With regard to the first, it appears—though this is far from certain—that the military finds it easier to take in large numbers of North Caucasians at one time and then reduce them in the next cycle. For one thing, such practice may help prevent the formation of ethnic-based cliques inside particular military units that could quickly give rise to ethnically tinged dedovshchina (a pervasive form of hazing, in which older soldiers abuse younger ones). Accepting fewer non-Russian soldiers in intervening cohorts could be designed to mollify this problem. Additionally, this pattern may reflect a calculation that taking young men from the region in the spring will lessen the chance that they will be recruited by radicals, who tend to take to the field during the warmer months and lie fallow as temperatures drop and conditions worsen. And finally, it is even possible that the Russian military may devote more resources to integrating non-Russians at one point than at others, although there is no clear publicly available evidence of this.
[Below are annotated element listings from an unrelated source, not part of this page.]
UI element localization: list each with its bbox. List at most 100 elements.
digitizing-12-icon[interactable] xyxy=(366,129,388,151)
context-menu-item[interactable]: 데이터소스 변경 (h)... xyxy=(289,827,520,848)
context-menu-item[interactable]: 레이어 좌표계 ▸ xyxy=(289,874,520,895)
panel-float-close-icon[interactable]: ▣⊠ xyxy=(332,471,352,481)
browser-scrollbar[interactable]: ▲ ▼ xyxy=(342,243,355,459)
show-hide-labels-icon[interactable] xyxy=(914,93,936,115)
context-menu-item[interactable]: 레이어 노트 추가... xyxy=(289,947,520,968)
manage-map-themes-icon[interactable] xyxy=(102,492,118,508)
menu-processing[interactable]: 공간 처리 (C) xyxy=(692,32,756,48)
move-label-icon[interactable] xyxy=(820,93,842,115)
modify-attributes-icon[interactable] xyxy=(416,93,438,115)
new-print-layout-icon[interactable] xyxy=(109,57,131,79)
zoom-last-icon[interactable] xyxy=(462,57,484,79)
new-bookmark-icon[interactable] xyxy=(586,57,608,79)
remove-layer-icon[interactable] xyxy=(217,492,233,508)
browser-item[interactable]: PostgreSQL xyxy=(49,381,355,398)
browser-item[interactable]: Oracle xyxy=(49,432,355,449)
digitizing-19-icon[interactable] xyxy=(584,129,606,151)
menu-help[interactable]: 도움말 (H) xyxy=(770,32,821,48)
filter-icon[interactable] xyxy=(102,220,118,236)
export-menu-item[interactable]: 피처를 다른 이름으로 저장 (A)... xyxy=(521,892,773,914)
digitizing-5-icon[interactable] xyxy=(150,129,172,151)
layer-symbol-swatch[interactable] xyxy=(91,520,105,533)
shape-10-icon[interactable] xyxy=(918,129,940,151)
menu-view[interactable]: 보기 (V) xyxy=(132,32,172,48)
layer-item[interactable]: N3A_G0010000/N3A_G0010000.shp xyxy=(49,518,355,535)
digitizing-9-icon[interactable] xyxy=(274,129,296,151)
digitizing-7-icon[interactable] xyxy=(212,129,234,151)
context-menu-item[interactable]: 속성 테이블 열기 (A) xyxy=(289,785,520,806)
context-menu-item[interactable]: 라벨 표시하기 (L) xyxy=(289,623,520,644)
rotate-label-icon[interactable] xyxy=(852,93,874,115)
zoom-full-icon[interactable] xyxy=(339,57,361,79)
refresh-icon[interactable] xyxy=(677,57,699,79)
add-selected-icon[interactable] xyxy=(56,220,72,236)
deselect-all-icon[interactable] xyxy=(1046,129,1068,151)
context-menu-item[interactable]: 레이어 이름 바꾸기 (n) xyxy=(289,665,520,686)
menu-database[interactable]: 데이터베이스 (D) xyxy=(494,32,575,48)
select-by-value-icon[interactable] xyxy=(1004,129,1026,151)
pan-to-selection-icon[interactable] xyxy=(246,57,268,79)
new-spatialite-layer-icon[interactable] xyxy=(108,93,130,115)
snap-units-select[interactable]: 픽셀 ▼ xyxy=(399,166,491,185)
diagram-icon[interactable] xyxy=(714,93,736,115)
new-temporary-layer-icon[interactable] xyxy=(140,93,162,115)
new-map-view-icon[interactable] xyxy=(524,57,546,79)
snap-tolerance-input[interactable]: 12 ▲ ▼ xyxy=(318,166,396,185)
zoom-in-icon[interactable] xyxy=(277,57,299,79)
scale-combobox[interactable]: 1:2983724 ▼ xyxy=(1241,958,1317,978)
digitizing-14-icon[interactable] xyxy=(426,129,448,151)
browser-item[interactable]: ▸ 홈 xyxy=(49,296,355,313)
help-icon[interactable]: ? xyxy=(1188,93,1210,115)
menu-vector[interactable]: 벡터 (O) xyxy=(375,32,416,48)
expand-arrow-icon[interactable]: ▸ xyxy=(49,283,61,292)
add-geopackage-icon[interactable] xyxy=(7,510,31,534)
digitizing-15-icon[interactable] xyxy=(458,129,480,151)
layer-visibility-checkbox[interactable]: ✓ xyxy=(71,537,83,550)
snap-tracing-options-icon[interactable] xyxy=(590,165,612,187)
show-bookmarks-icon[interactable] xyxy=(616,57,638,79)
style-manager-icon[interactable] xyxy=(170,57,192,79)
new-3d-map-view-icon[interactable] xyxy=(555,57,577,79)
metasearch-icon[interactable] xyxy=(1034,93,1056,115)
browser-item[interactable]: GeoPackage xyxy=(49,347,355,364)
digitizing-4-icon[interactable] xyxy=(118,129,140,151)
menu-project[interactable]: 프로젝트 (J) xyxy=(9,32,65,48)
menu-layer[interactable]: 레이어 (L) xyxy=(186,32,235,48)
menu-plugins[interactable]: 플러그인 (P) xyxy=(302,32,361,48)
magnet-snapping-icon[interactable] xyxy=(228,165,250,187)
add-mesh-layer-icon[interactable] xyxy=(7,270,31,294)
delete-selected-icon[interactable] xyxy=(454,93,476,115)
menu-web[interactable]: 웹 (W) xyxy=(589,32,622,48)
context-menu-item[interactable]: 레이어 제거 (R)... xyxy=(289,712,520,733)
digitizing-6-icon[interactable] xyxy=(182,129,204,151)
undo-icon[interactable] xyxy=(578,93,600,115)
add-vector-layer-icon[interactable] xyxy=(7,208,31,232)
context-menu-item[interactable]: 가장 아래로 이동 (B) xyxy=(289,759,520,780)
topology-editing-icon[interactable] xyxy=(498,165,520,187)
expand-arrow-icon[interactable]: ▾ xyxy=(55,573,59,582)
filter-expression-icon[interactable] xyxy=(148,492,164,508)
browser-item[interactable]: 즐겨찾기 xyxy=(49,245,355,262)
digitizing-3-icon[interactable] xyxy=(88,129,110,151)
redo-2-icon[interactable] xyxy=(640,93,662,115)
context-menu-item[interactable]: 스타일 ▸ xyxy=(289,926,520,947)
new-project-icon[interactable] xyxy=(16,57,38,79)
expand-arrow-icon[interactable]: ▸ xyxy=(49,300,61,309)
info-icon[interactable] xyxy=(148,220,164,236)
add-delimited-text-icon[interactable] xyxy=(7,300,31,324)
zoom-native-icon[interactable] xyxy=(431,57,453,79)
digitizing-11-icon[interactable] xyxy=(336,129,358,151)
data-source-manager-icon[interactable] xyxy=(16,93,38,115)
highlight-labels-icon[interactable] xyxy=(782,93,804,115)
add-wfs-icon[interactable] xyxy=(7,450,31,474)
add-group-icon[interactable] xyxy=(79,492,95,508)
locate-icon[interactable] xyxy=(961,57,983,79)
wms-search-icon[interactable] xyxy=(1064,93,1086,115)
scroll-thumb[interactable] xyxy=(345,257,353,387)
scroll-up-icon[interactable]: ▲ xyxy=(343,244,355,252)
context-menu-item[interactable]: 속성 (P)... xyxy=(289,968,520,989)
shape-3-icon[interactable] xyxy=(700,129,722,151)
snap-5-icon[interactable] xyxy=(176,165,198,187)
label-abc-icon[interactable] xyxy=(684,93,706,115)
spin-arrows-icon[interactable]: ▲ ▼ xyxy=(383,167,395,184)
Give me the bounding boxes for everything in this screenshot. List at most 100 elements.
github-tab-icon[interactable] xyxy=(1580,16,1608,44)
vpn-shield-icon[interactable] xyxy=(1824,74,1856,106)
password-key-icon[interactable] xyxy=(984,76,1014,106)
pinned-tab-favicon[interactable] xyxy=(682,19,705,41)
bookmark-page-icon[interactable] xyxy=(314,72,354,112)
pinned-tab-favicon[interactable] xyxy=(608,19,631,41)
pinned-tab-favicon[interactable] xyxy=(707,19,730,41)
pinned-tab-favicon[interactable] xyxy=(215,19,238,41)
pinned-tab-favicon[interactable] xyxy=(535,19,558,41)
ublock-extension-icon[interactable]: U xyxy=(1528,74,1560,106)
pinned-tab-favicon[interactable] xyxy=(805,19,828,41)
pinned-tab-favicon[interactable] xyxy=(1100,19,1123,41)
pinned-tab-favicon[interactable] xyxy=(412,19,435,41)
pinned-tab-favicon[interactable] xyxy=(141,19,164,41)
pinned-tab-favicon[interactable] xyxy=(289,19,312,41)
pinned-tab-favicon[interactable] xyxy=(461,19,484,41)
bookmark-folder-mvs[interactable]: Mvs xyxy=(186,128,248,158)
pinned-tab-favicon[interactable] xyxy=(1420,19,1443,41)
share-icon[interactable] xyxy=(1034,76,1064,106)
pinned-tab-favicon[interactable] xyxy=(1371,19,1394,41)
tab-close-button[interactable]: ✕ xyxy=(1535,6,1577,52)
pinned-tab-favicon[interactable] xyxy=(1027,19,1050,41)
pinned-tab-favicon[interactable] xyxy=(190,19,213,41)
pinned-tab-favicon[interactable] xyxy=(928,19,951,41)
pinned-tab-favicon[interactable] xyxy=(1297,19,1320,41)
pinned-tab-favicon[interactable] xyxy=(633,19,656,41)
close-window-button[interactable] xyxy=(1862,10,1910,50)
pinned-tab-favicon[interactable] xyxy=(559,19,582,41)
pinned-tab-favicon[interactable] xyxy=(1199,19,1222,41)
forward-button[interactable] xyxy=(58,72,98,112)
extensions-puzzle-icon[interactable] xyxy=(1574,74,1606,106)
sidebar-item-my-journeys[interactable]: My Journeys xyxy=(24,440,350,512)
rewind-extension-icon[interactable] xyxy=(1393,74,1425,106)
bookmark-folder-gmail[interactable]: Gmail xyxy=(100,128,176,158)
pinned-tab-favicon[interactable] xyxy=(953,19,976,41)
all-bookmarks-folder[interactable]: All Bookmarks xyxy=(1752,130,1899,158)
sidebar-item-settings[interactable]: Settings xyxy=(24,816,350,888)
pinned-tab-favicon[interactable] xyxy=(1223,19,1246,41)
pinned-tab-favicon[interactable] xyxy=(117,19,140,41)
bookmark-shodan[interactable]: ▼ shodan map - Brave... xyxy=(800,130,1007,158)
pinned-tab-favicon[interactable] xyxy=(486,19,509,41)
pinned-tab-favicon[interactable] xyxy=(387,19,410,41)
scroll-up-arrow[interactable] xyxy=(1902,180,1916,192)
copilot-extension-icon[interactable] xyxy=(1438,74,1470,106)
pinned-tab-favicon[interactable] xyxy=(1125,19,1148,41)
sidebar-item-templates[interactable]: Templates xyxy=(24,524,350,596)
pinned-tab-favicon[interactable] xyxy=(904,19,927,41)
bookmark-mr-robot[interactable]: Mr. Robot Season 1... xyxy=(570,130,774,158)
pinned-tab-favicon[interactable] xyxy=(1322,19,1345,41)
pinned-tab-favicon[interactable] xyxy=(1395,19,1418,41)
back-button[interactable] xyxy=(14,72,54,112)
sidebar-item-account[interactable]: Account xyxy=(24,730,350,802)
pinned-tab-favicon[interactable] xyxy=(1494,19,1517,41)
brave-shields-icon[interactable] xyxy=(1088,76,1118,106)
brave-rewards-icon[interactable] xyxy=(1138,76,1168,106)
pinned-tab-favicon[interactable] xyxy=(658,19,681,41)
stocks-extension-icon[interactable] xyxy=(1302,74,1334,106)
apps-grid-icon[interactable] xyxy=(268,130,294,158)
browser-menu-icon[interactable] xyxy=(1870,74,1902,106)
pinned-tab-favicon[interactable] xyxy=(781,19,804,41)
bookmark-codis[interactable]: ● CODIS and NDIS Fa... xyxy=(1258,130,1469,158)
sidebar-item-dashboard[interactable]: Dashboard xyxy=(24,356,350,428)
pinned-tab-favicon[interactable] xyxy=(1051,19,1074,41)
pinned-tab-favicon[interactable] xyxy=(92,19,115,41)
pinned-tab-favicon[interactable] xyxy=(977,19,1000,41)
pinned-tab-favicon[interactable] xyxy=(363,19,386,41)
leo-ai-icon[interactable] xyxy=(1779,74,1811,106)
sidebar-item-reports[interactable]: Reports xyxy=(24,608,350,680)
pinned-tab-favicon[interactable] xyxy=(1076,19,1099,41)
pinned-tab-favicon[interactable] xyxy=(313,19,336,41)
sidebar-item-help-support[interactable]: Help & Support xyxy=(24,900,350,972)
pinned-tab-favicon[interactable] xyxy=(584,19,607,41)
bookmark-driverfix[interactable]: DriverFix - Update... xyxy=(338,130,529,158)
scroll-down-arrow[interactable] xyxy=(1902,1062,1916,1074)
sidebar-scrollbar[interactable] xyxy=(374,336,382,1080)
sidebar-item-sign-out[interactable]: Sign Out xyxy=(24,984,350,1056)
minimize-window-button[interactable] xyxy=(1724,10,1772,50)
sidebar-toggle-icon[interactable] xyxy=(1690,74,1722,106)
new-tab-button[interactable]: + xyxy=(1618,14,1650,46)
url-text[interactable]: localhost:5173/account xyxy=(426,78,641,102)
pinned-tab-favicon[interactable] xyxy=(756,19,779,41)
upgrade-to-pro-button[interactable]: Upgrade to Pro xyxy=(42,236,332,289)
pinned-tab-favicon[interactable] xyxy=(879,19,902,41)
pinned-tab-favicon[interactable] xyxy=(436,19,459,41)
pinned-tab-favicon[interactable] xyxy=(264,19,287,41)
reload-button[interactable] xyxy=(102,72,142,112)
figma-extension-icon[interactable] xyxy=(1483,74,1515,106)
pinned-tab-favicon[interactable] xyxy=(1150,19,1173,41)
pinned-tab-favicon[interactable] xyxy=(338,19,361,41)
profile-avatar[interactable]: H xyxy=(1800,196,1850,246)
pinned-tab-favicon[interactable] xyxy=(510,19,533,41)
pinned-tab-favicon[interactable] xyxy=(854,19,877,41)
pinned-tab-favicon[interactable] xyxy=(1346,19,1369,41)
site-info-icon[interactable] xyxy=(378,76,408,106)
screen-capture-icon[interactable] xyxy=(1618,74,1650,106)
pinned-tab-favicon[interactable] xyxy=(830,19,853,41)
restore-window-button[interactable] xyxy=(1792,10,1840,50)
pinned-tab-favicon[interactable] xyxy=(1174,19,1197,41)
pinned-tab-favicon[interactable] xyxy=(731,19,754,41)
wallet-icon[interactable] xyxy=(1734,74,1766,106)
The factors shaping Moscow’s overall use of North Caucasians in the military are more obvious. Three aspects push for greater inclusion of North Caucasians in the barracks, and three oppose this trend. Demographics is the most important “push”: there are vastly more young men in the prime draft-age groups in the North Caucasus relative to the overall population than there are in predominantly ethnic-Russian regions. This has been particularly true at present, as the last young men born during Russia’s years of incredibly low birth rates come of age. Some North Caucasus leaders have spoken of tens of thousands of North Caucasians who could serve but are not being drafted, while Moscow scours the bottom of the barrel to find ethnic-Russian soldiers in the rest of the country. The two other potential factors are the desire of young North Caucasians to obtain an aforementioned “military ticket” and the equally powerful desire of North Caucasian leaders to have young men in their republics do so lest they turn to militarism (see EDM, October 5, 2017).
The factors working against conscripting more North Caucasians are the opposition of Russian commanders to having large numbers of Muslim soldiers under their command. They do not trust such troops in all cases and sometimes worry that they may destroy unit cohesion. Other Russian commanders and political leaders fear that North Caucasians who do serve in the military may use the skills they acquire against the Russian state later. Finally, there is the apprehension that exposure to different ethnic groups may heighten nationalistic resentment between both Russians and non-Russians.
Fall and spring draft numbers represent the state’s attempt to work through this calculus. And they are an indication both of what Moscow wants to do, and what it feels it has no choice to do as long as it maintains a military heavily dependent on the draft.